Kadın bakış açısı, bu teori için, erkek bakış açısına kıyasla epistemolojik olarak ayrıcalıklı bir bakış açısı olacaktır, çünkü tarihsel olarak sosyal olarak boyun eğdirilmiş bir bakış açısı olarak kabul edilir ve bu nedenle, sosyal olarak hegemonik bir bakış açısına göre olmayan sorunları açıklama yeteneğine sahiptir. düşünülebilir. Başka bir deyişle: tarihsel olarak ezilmiş bir öznelliğin parçası olan kadınlar, çevreler, bilgi alanının merkezinde yer alanlar için belirsiz kalan stratejik problemler, yani, Erkeklerin.
Aynı zamanda, cinsiyet önyargılarına ek olarak, diğer koşullandırma faktörlerini de hesaba katmak gerekir: sosyal sınıflar, ırk, kültür. Sonuç olarak, feminist bakış açısının gücü, dünyayı yeniden düşünme yeteneğinde yatmaktadır. bilimsel problemler, daha önce bilim alanından dışlanmış bağlamsal koşulları dikkate alarak bilimsellik. O zaman, epistemolojik geleneğin "zayıf nesnelliği"ne karşıt olarak, "güçlü bir nesnellik" ile sonuçlanacaktır.
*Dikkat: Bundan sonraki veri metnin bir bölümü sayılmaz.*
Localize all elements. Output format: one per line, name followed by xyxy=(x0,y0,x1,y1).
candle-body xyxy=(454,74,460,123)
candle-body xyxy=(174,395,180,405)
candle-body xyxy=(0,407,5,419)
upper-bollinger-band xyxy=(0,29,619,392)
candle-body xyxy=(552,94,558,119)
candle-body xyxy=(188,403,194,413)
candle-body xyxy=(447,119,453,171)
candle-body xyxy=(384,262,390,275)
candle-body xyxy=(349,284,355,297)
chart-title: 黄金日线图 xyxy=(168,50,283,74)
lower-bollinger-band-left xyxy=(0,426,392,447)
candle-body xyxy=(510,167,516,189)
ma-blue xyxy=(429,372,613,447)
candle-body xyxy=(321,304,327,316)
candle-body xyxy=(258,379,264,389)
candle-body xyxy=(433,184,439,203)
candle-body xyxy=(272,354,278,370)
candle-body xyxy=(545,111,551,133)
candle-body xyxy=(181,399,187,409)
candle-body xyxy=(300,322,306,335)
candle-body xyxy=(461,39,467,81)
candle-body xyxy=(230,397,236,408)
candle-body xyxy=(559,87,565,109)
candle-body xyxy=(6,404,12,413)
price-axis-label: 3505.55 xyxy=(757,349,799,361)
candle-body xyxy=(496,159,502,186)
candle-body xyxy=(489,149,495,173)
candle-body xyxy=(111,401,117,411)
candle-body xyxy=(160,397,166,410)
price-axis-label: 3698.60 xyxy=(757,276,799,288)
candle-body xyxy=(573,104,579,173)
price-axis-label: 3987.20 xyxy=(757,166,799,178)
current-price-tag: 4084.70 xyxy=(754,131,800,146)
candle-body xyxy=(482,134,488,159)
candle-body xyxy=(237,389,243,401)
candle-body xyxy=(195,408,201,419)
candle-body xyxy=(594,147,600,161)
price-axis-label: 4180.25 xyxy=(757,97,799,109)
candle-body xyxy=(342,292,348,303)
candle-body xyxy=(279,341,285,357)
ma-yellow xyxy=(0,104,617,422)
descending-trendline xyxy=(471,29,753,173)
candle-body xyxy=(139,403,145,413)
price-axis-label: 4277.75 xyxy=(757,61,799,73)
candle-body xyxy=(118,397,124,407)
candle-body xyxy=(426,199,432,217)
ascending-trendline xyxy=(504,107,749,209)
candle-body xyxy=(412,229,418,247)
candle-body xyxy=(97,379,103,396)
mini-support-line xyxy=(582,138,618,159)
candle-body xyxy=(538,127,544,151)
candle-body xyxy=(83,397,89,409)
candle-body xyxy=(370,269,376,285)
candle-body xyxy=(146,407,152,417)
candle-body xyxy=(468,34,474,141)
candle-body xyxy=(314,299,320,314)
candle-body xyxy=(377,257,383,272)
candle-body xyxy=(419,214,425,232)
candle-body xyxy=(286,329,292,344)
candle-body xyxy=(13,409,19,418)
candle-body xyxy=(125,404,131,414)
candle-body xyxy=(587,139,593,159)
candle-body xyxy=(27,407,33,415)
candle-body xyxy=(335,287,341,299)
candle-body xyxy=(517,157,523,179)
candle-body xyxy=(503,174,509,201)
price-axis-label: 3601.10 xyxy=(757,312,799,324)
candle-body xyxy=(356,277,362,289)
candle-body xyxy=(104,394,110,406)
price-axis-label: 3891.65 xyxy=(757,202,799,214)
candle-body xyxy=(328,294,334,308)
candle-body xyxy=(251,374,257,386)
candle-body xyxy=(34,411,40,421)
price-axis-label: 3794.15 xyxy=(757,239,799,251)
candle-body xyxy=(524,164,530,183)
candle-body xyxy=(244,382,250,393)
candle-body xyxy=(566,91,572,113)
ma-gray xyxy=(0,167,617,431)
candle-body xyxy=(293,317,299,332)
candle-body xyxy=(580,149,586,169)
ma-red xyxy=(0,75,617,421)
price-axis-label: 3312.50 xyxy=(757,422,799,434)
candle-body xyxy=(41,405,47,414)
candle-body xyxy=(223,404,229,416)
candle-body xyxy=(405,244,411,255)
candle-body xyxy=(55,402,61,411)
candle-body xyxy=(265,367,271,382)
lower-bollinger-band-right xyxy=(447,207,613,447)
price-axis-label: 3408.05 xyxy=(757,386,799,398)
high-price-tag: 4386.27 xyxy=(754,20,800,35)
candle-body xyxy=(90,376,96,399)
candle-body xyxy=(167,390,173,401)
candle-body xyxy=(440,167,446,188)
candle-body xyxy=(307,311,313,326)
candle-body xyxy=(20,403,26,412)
Epistemolojide Queer Felsefeler
Son olarak, feminizmden bir tür kimlikle özdeşleşmeyi reddetmeyi ima eden "queer" fikrine değineceğiz. Kimlik zar. Yani feminizm "kadınlar" ya da "kadınlar için" bir teoriden oluşmamalıdır. ikili terimlerle anlaşılan cinsiyet kimliğinin yapısökümcü bir jesti: kadınsı ve erkek. Bu kavramı geliştiren başlıca filozoflardan biri, Judith Butler'dır (1956). düşünmek performatif bir eylem olarak cinsiyet kimliği. Aynı şekilde filozof Paul B. Preciado (1970) veya zoolog ve filozof Donna Haraway (1944).
Bunlar, gelenek tarafından anlaşılan bilimde nesnellik kavramını yeniden düşünme ihtiyacını bir varsayım olarak paylaşan farklı teorik ayrıntılardır. Batı felsefesi - münhasıran insana tahsis edilmiş ve aynı zamanda o insanı bir varlık olarak tanımlayan dünyaya ayrıcalıklı bir erişim biçimi olarak. "adam". Nihayetinde, bu teorik yönün odaklandığı sorun, kanonik bilimsel bilginin temeli olan özne ve nesne arasındaki modern ayrım sorunudur.
bibliyografik danışma
HARDING, S. (1996) Bilim ve feminizm. Madrid, Morata Sürümleri.
BÜTLER, J. (2007) Anlaşmazlıktaki cinsiyet. Feminizm ve kimliğin yıkılması. Barselona, Paidos.